Est-ce que c’est important de faire de la recherche ou de l’innovation en français?

RQ : Dans les laboratoires, ça se fait en français ou en anglais et c’est correct. Il faut voir du côté de la diffusion. À chaque mois, on a la publication du mois dans le secteur de la santé, du génie et des sciences sociales ou des sciences humaines. Ça sert beaucoup aux professeurs d’universités d’avoir une revue québécoise dans certains domaines comme la santé et ça marche très bien.

LS : Ça nous amène sur l’importance de l’innovation en culture. Personnellement, je trouve ça alarmant que nos jeunes ne soient plus connectés à nos médias de masse. Ça veut dire quoi sur la culture québécoise quand ton référent commun c’est des vidéos de Tiktok? Comment tu gardes la connexion comme société?

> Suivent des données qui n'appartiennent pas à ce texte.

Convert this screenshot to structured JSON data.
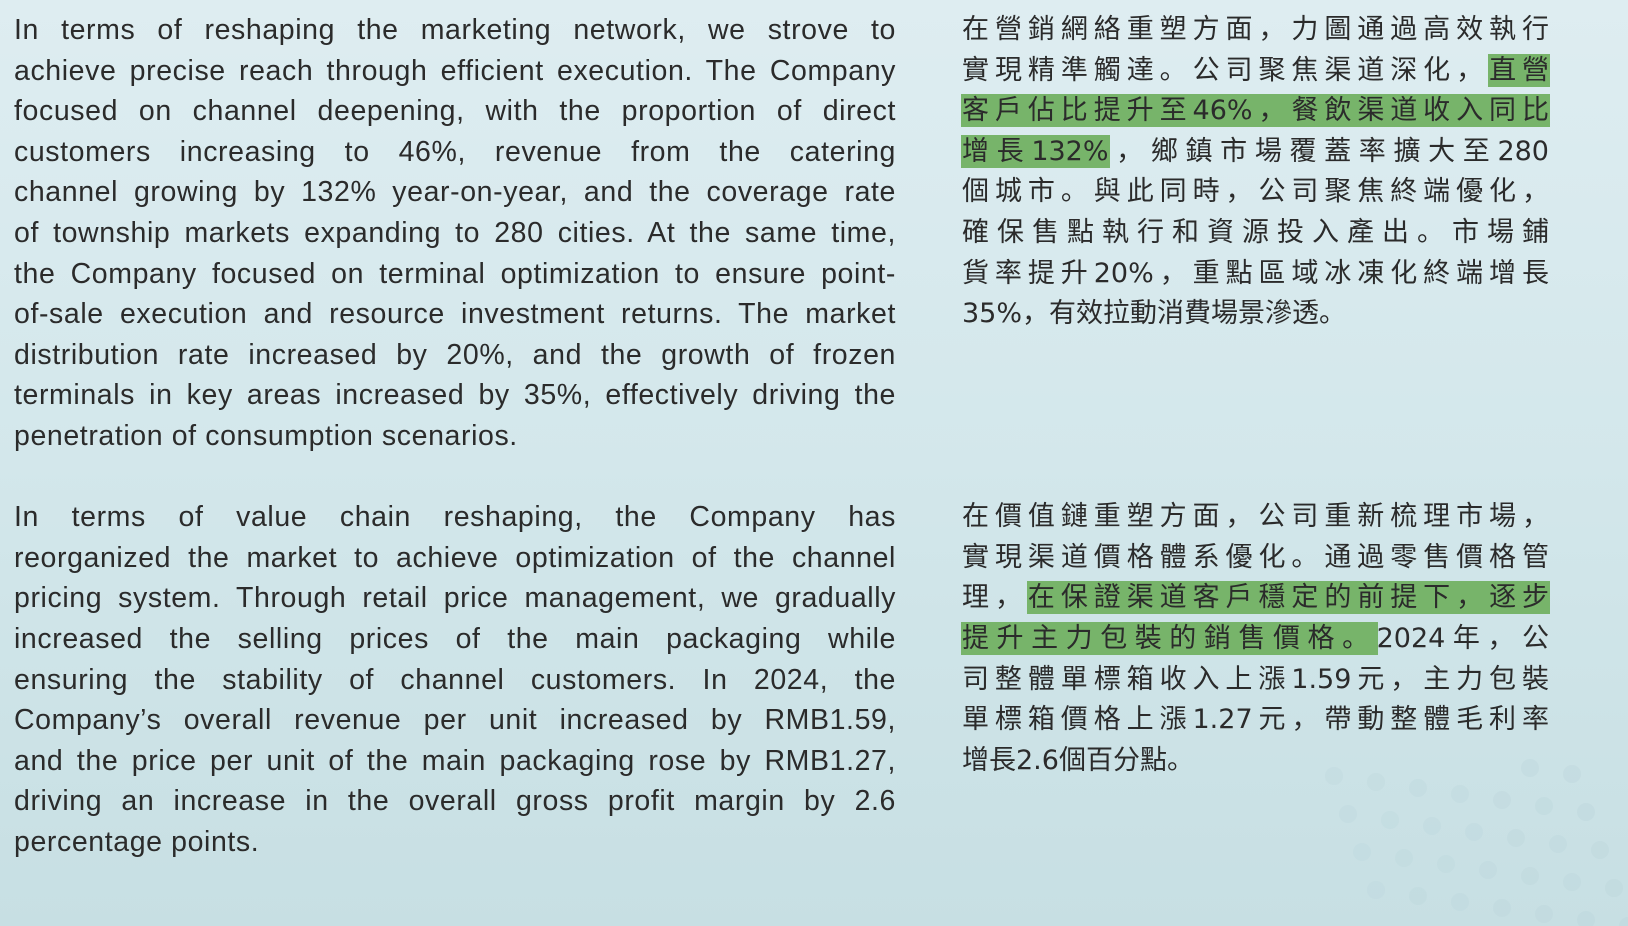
{
  "english": {
    "paragraphs": [
      [
        "In terms of reshaping the marketing network, we strove to",
        "achieve precise reach through efficient execution. The Company",
        "focused on channel deepening, with the proportion of direct",
        "customers increasing to 46%, revenue from the catering",
        "channel growing by 132% year-on-year, and the coverage rate",
        "of township markets expanding to 280 cities. At the same time,",
        "the Company focused on terminal optimization to ensure point-",
        "of-sale execution and resource investment returns. The market",
        "distribution rate increased by 20%, and the growth of frozen",
        "terminals in key areas increased by 35%, effectively driving the",
        "penetration of consumption scenarios."
      ],
      [
        "In terms of value chain reshaping, the Company has",
        "reorganized the market to achieve optimization of the channel",
        "pricing system. Through retail price management, we gradually",
        "increased the selling prices of the main packaging while",
        "ensuring the stability of channel customers. In 2024, the",
        "Company’s overall revenue per unit increased by RMB1.59,",
        "and the price per unit of the main packaging rose by RMB1.27,",
        "driving an increase in the overall gross profit margin by 2.6",
        "percentage points."
      ]
    ]
  },
  "chinese": {
    "highlight_color": "#77b46a",
    "paragraphs": [
      [
        [
          {
            "text": "在營銷網絡重塑方面，力圖通過高效執行",
            "hl": false
          }
        ],
        [
          {
            "text": "實現精準觸達。公司聚焦渠道深化，",
            "hl": false
          },
          {
            "text": "直營",
            "hl": true
          }
        ],
        [
          {
            "text": "客戶佔比提升至46%，餐飲渠道收入同比",
            "hl": true
          }
        ],
        [
          {
            "text": "增長132%",
            "hl": true
          },
          {
            "text": "，鄉鎮市場覆蓋率擴大至280",
            "hl": false
          }
        ],
        [
          {
            "text": "個城市。與此同時，公司聚焦終端優化，",
            "hl": false
          }
        ],
        [
          {
            "text": "確保售點執行和資源投入產出。市場鋪",
            "hl": false
          }
        ],
        [
          {
            "text": "貨率提升20%，重點區域冰凍化終端增長",
            "hl": false
          }
        ],
        [
          {
            "text": "35%，有效拉動消費場景滲透。",
            "hl": false
          }
        ]
      ],
      [
        [
          {
            "text": "在價值鏈重塑方面，公司重新梳理市場，",
            "hl": false
          }
        ],
        [
          {
            "text": "實現渠道價格體系優化。通過零售價格管",
            "hl": false
          }
        ],
        [
          {
            "text": "理，",
            "hl": false
          },
          {
            "text": "在保證渠道客戶穩定的前提下，逐步",
            "hl": true
          }
        ],
        [
          {
            "text": "提升主力包裝的銷售價格。",
            "hl": true
          },
          {
            "text": "2024年，公",
            "hl": false
          }
        ],
        [
          {
            "text": "司整體單標箱收入上漲1.59元，主力包裝",
            "hl": false
          }
        ],
        [
          {
            "text": "單標箱價格上漲1.27元，帶動整體毛利率",
            "hl": false
          }
        ],
        [
          {
            "text": "增長2.6個百分點。",
            "hl": false
          }
        ]
      ]
    ]
  }
}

RQ : Le monde est petit. Les adolescents et les jeunes adultes, leurs référents c’est souvent la musique américaine, la littérature américaine et ils ne connaissent pas par exemple les chanteurs québécois.

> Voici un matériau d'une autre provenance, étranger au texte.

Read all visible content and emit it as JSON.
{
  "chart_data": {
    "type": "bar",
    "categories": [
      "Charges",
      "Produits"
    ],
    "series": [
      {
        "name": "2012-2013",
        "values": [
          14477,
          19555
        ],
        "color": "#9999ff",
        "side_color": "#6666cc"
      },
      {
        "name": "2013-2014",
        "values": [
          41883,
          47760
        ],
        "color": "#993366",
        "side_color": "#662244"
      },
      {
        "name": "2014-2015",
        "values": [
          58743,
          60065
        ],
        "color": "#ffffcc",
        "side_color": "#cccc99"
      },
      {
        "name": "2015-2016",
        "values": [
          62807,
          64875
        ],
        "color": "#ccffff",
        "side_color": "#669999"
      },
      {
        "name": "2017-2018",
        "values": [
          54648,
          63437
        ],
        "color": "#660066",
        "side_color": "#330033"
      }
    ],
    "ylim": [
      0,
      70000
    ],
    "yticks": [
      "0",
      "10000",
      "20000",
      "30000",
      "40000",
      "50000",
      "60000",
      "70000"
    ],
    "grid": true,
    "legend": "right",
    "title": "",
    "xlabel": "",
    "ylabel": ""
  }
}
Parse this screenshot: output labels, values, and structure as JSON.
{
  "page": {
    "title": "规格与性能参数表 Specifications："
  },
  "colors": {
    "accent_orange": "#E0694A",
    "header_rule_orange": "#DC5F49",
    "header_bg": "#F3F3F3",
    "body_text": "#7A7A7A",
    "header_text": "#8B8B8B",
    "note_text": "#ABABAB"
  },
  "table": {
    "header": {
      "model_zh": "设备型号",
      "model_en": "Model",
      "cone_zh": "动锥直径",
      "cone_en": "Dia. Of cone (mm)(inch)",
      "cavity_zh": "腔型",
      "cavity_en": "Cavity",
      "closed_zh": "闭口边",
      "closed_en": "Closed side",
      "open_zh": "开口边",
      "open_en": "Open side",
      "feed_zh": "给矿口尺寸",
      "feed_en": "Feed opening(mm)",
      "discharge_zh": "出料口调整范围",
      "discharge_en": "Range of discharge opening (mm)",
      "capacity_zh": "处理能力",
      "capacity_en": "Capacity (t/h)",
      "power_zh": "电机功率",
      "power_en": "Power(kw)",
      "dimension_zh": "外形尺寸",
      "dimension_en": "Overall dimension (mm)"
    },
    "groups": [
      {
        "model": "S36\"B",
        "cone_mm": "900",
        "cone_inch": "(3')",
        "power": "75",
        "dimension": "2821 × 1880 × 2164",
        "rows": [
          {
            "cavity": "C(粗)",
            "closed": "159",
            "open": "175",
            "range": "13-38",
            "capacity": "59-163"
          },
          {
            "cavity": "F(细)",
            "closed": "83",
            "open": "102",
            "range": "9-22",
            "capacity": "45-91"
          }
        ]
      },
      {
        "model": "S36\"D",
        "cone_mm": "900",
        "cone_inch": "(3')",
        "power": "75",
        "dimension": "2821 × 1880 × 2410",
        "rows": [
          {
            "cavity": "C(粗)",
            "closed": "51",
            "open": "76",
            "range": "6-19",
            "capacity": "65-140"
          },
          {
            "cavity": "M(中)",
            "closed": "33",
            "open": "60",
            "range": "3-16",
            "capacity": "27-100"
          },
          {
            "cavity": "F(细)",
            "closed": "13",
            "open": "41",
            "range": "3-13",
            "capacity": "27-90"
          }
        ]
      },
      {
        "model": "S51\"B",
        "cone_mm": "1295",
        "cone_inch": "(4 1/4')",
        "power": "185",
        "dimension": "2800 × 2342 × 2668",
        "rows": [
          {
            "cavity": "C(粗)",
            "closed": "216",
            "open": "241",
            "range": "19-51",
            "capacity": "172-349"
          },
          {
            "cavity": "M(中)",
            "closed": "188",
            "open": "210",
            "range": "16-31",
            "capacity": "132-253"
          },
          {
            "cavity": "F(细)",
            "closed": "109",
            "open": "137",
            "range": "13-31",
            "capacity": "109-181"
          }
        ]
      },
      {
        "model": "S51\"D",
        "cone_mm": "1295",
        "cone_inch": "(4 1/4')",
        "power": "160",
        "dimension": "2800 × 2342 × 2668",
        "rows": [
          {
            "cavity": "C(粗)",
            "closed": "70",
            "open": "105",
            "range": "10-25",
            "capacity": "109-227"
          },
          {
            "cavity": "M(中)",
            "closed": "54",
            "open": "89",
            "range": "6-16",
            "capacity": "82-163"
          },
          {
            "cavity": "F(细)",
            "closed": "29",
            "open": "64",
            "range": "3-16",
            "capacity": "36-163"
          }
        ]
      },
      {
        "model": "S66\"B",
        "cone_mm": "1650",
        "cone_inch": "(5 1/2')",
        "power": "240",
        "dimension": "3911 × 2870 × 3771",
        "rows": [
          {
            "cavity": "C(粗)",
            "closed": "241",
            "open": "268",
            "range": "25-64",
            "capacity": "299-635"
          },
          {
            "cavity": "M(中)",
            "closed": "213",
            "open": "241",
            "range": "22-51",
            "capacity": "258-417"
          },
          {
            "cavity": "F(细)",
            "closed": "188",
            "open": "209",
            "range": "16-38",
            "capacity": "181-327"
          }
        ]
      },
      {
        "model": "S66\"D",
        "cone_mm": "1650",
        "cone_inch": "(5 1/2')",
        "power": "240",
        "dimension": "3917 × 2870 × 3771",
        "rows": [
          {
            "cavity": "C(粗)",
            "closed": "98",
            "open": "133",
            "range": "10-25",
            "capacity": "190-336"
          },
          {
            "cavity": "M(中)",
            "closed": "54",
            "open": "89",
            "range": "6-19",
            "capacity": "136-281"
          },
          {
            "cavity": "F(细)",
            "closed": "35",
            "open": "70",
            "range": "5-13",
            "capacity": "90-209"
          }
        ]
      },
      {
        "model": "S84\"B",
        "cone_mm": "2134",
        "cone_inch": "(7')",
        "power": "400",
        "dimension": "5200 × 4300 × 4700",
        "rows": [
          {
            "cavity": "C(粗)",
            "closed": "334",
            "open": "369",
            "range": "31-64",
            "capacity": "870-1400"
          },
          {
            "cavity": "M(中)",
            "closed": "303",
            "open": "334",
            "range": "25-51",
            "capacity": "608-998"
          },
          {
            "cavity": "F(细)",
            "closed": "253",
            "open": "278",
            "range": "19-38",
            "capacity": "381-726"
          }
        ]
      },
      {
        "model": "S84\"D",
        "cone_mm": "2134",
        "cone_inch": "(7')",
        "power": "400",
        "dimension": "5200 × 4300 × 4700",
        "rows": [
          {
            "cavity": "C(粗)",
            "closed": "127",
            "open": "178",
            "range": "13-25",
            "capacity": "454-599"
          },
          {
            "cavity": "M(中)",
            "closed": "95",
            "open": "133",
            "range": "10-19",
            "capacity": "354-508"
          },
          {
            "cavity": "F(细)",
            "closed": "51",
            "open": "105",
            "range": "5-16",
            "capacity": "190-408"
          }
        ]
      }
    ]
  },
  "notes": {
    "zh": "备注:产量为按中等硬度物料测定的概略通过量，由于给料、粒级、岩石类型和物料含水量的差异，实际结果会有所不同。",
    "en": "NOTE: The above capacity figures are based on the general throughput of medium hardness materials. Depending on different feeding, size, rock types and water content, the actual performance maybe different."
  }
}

Au quotidien, Luc Sirois poursuit sa mission de mobilisation des écosystèmes existants, tout en ayant une attention particulière pour la jeunesse qu’il souhaite dynamique et visionnaire.

LS : Cette question-là mérite des innovations sociales importantes et de faire l’objet de recherches pour comprendre comment les sociétés évoluent, comment elles se donnent des codes et comment tu créés des codes qui sont forts. Nos chercheurs doivent nous apporter de la lumière là-dessus pour l’avenir. Ce ne sera peut-être dans dix ou vingt ans, mais c’est vraiment des choses qu’on doit comprendre pour être capable de développer des éléments qui vont nous rattacher.

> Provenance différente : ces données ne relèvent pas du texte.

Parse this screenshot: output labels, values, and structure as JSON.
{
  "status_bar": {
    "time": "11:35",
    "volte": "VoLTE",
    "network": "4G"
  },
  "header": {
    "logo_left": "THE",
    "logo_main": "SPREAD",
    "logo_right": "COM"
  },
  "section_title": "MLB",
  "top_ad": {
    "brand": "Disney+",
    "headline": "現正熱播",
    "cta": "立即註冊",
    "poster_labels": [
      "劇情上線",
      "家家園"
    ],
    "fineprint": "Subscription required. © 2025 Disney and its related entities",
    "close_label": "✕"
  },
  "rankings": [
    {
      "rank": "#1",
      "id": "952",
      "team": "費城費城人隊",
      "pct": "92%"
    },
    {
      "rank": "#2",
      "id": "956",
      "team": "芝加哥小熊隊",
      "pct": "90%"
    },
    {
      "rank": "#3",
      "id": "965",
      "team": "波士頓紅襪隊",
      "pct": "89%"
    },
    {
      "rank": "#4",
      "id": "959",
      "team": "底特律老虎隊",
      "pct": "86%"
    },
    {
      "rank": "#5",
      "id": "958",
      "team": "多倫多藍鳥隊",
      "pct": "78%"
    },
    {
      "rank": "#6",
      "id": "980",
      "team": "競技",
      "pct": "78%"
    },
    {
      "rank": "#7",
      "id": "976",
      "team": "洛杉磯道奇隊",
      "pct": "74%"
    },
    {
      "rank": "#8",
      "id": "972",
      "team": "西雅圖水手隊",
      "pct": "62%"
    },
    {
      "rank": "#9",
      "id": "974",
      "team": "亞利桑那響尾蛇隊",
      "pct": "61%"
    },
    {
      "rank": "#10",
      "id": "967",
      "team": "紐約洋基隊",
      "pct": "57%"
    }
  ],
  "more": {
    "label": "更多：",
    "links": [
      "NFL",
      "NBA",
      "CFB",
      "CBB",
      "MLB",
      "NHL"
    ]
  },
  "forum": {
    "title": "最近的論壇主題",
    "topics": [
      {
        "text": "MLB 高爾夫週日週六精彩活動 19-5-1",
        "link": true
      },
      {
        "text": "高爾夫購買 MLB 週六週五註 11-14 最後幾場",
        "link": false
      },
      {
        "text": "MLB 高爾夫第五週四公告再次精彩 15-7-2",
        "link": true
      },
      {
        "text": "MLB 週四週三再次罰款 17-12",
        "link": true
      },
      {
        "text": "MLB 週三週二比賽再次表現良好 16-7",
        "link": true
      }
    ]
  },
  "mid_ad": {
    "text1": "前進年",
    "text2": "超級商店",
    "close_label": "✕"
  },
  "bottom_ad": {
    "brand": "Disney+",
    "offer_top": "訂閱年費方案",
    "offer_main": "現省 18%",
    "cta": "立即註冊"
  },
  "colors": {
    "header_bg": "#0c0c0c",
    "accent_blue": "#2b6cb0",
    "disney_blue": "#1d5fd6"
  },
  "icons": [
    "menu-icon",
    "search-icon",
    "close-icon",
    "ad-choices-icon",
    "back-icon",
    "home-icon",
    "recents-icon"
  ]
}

Ma musique maintenant c’est par Spotify ou Apple Music. Essaye de trouver des chanteurs québécois…ils sont là si tu connais son nom ou le nom précis ou la chanson, mais il n’y a pas de niveau de découverte ou de sous-culture dans l’ensemble. C’est impossible.

C’est comme vous, vous avez décidez de revenir ici et de travailler au Québec après être allé étudier à Harvard à Boston. Vous auriez pu décider de rester aux États-Unis.

LS : Les muses étaient d’une force hallucinante! Il y a 25 Canadiens qui vont au Harvard Business School par année et il y en a seulement un ou deux qui reviennent. Quand tu es là, tu tombes dans un autre univers de possibilités, de richesses…

Est-ce que cela veut dire que le Québec est trop petit et ne voit pas assez grand ou il faut vouloir revenir?

LS : Il faut vouloir revenir. On parlait de créer des emplois plus tôt. Il faut créer maintenant des champions économiques d’ici qui vont être des donneurs d’ordres pour les PME. Il faut donner le message: vous, vous bâtissez des empires, vous allez être ceux qui vont développer et acheter les autres, comme des plans de guerre, de domination!

Est-ce que c’est une question de capital de risque?

C’est sûr que ça prend du capital mais cela, on en a de plus en plus. On est vraiment bon. On se démarque de plus en plus et relativement aux autres, on est dans le peloton de tête.

Mais comment on fait pour que nos startups ne se fasse pas acheter ou déménagent?

LS : Dans le passé, on ne pouvait pas imaginer lever des capitaux et avoir le levier nécessaire pour acheter des compétiteurs et grossir. On n’avait pas la culture, pas d’exemple, pas de capital et on avait des investisseurs qui voulaient vendre. L’accès au capital fait une grosse différence. Pour les jeunes entrepreneurs aujourd’hui, il existe maintenant des façons de structurer la finance pour que ce soit faisable.

Dans les données du Conference Board, on montre la part du PIB qui vient des nouvelles entreprises dans l’économie. Au Québec, ça reste bas. Il y a peu de nouvelles grandes entreprises qui deviennent de vrais contributeurs au PIB. C’est tout le temps les mêmes. Ça, c’est à changer.

La Grande entrevue de décembre 2021 avec Luc Sirois et Rémi Quirion, accompagnée de Gilles Déry et dirigée par Céline Normandin. Photo: Dominick Gravel

En terminant, auriez-vous un message pour les entrepreneurs?

RQ : Soyez audacieux, ayez de l’audace et l’ambition!